The immediate impact of these rulings on asylum seekers will be limited. The Ninth Circuit stayed its ruling, allowing the “Remain in Mexico” policy—which the administration calls the Migrant Protection Protocols (MPP)—to continue while the government sought review by the U.S. Supreme Court. In East Bay, the court’s ruling affirms a district court injunction that has been in effect for more than a year, after both the Ninth Circuit—in an opinion by conservative Judge Jay Bybee—and the Supreme Court denied stays. Nevertheless, the careful analysis in both Ninth Circuit decisions represents a vital counterweight to the government’s cavalier reading of the immigration statute. ...

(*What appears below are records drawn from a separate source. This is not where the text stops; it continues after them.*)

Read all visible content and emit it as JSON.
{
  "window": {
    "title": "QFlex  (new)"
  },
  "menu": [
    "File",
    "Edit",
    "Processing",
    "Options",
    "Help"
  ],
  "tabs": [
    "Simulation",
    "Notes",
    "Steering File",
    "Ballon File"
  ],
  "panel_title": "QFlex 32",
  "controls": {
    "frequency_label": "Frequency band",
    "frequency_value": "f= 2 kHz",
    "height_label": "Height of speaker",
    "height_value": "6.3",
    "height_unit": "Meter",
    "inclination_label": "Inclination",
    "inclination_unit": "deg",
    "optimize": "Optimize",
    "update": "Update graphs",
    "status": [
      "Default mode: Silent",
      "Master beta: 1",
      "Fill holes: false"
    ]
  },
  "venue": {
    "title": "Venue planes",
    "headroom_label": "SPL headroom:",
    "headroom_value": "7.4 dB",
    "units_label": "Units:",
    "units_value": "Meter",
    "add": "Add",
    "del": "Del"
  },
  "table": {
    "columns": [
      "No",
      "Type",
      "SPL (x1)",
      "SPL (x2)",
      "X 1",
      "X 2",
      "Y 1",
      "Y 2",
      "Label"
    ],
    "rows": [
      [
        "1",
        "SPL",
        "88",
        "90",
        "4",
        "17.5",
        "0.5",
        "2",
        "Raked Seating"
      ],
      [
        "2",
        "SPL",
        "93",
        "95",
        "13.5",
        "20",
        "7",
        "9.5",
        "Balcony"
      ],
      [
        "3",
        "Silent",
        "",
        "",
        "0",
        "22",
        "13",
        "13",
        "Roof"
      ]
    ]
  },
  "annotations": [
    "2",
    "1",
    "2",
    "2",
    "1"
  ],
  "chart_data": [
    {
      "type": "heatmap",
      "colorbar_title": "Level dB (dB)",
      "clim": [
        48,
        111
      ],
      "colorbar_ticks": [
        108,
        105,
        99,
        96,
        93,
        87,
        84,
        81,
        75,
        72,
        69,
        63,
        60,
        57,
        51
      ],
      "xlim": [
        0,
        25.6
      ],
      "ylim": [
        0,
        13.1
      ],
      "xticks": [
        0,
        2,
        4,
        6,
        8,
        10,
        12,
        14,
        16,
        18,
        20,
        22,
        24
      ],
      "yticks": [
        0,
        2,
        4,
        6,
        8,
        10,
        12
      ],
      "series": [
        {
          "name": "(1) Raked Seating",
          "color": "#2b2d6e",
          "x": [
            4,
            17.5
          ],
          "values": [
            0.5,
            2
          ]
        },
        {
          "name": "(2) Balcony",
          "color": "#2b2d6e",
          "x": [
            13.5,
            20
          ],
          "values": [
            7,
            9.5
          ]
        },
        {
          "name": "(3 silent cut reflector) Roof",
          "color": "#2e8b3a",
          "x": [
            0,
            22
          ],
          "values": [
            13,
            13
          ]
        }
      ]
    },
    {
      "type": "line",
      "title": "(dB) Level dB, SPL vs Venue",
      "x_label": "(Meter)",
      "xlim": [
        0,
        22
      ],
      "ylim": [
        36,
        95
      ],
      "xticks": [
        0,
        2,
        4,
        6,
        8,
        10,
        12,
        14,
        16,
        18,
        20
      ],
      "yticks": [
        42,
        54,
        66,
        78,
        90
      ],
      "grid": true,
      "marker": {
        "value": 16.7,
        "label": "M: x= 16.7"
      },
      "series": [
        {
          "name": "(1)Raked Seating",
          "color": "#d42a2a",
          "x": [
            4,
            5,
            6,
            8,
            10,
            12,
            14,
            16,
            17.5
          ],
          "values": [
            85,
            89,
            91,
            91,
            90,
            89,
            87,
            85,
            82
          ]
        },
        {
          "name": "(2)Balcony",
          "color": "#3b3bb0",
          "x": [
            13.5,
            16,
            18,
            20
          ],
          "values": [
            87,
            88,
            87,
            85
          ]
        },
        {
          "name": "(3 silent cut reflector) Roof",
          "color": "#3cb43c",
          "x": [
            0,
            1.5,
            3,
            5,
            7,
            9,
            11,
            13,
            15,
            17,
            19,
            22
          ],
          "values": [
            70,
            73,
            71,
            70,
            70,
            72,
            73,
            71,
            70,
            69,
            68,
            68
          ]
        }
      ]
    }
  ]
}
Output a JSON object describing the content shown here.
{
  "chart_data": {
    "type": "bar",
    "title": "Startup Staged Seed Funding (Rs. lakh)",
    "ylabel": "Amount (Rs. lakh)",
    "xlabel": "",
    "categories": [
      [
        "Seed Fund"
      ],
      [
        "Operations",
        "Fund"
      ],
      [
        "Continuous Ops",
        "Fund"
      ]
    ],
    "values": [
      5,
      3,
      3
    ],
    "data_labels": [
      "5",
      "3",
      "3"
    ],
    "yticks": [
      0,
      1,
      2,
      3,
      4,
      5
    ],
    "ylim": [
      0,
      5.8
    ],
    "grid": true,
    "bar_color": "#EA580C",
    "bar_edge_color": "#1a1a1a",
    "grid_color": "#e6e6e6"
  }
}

... Feb. 28 was an important day in the Ninth Circuit for immigration law, suggesting limits to the government’s attempts to restrict asylum seekers. The administration can still point to the Department of Homeland Security third country rule, which bars asylum for anyone who prior to seeking to enter the United States has passed through any country—including but not limited to Mexico—that has approved the U.N. Refugee Convention or Protocol or the Convention Against Torture; the Supreme Court stayed an injunction against this rule in September 2019. In addition, the administration has negotiated asylum cooperation agreements (ACAs) with Guatemala, Honduras and El Salvador. The United States is using the ACAs to offload a growing number of asylum seekers to these unsafe countries, under an INA provision, 8 U.S.C. § 1158(a)(2)(A), which precludes judicial review of such pacts. Against the backdrop of the third country rule and the ACAs, the Ninth Circuit’s decisions were a salutary judicial check. Definitive word on the legality of both the asylum ban and the MPP will come if the Supreme Court considers the merits of each policy."